In summary, the tag classification model used in this embodiment includes a structure of a convolutional neural network, where the convolutional neural network is used to extract image content in an image to be processed, after an image feature matrix is extracted by the convolutional neural network, the convolutional neural network can be processed by a map feature matrix derived from a knowledge map to obtain data to be activated, and after the data to be activated is processed by an activation layer, at least two second tags can be obtained, so that the effect of marking multiple tags for the image to be processed is achieved.

Optionally, the embodiment of the application can also introduce a graph convolution neural network to process the knowledge graph, so that a graph feature matrix used for processing the image feature matrix is obtained, and when a plurality of second labels are marked on the image to be processed, data before entering the activation layer can be subjected to the balance control of the cross-correlation system between the first nodes in the knowledge graph, so that the omission of the unobvious labels in the image to be processed is avoided, and the accuracy of marking a plurality of second labels on the image to be processed is improved.

Optionally, in this embodiment, after the to-be-processed image finishes labeling of at least two second tags, whether a second tag that is not labeled exists in the to-be-processed image is detected again through a data post-processing stage.
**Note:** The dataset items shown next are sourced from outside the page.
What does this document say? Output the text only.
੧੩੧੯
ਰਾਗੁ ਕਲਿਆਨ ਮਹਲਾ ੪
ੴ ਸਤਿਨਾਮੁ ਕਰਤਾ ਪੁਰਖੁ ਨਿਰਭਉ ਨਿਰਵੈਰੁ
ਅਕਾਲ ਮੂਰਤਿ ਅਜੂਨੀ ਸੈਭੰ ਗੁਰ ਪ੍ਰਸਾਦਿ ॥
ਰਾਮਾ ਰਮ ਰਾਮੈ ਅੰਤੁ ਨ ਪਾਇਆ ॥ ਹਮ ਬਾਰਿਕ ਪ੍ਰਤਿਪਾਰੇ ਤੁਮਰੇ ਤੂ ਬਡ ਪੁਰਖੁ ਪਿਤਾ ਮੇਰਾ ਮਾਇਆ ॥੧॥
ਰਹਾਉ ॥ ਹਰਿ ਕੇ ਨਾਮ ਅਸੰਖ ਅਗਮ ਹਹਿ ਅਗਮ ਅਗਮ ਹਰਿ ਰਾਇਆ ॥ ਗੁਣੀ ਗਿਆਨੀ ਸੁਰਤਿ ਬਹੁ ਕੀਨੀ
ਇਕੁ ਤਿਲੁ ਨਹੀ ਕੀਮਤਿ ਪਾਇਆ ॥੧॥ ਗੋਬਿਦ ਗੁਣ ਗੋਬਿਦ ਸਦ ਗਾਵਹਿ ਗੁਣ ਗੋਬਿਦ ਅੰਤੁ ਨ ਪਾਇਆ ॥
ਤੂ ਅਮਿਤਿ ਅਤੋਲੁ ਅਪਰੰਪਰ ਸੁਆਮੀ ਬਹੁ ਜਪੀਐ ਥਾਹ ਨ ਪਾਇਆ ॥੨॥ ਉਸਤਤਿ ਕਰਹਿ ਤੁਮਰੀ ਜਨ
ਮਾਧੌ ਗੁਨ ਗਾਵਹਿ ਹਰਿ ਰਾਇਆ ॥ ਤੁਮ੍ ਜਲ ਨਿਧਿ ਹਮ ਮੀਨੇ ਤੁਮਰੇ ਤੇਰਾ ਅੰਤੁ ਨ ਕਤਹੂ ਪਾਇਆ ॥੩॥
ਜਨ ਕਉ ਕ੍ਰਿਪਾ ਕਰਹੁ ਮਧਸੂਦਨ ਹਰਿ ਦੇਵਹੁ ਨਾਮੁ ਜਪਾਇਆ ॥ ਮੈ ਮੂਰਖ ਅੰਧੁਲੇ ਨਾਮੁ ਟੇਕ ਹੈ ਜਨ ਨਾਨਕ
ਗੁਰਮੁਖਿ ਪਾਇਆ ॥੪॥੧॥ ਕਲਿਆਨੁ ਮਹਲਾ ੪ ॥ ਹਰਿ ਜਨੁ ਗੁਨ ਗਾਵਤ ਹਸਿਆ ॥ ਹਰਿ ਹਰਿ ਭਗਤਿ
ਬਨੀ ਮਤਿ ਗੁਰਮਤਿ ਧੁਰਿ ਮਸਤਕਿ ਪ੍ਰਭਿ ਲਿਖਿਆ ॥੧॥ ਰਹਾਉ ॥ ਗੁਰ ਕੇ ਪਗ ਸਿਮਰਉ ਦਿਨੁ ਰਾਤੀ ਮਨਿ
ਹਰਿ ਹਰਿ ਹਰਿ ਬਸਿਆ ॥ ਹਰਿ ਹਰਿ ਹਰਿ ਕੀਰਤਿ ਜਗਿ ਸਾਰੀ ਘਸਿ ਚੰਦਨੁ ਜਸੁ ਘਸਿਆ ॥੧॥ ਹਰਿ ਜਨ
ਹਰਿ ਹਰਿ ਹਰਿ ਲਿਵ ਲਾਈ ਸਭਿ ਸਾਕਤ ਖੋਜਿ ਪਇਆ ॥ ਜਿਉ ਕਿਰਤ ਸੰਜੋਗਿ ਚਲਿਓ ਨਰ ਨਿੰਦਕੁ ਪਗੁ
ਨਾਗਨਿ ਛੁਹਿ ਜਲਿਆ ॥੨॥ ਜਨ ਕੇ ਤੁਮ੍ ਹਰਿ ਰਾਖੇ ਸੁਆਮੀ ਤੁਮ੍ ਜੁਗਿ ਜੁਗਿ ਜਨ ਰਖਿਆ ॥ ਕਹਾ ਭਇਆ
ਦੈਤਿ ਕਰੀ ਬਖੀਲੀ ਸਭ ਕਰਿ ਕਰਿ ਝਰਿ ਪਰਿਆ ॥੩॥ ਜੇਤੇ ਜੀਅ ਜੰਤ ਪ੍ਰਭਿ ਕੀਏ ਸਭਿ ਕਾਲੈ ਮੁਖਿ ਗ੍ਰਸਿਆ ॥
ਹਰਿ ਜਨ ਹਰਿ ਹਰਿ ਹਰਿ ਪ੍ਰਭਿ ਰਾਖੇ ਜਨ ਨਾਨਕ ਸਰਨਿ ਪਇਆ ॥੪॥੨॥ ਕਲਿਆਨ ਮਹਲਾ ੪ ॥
In the post-processing stage, the computer device detects whether a second label which is not marked on the image to be processed exists in the image adjacent to the image to be processed, and if the image adjacent to the image to be processed is closer to the shooting time of the image to be processed at the shooting time, the second label which is not marked on the image to be processed exists in the image adjacent to the image to be processed is marked on the image to be processed, so that the marking accuracy of the second label is improved.

Optionally, when a second label exists in the first k images and the last k images of the image to be processed, and the time intervals of the first k images and the last k images are within the specified time length range, the second label is labeled on the image to be processed, so that the labeling accuracy of the second label is further improved.

The following are embodiments of the apparatus of the present application that may be used to perform embodiments of the method of the present application. For details which are not disclosed in the embodiments of the apparatus of the present application, reference is made to the embodiments of the method of the present application.

Referring to fig. 10, fig. 10 is a block diagram illustrating a structure of an apparatus for multi-label classification of images according to an exemplary embodiment of the present application. The image multi-label classification device can be realized by software, hardware or a combination of the two into all or part of the terminal. The apparatus includes a feature extraction module 1010, a first acquisition module 1020, a tag acquisition module 1030, and a tag determination module 1040. The specific functions of the modules are described.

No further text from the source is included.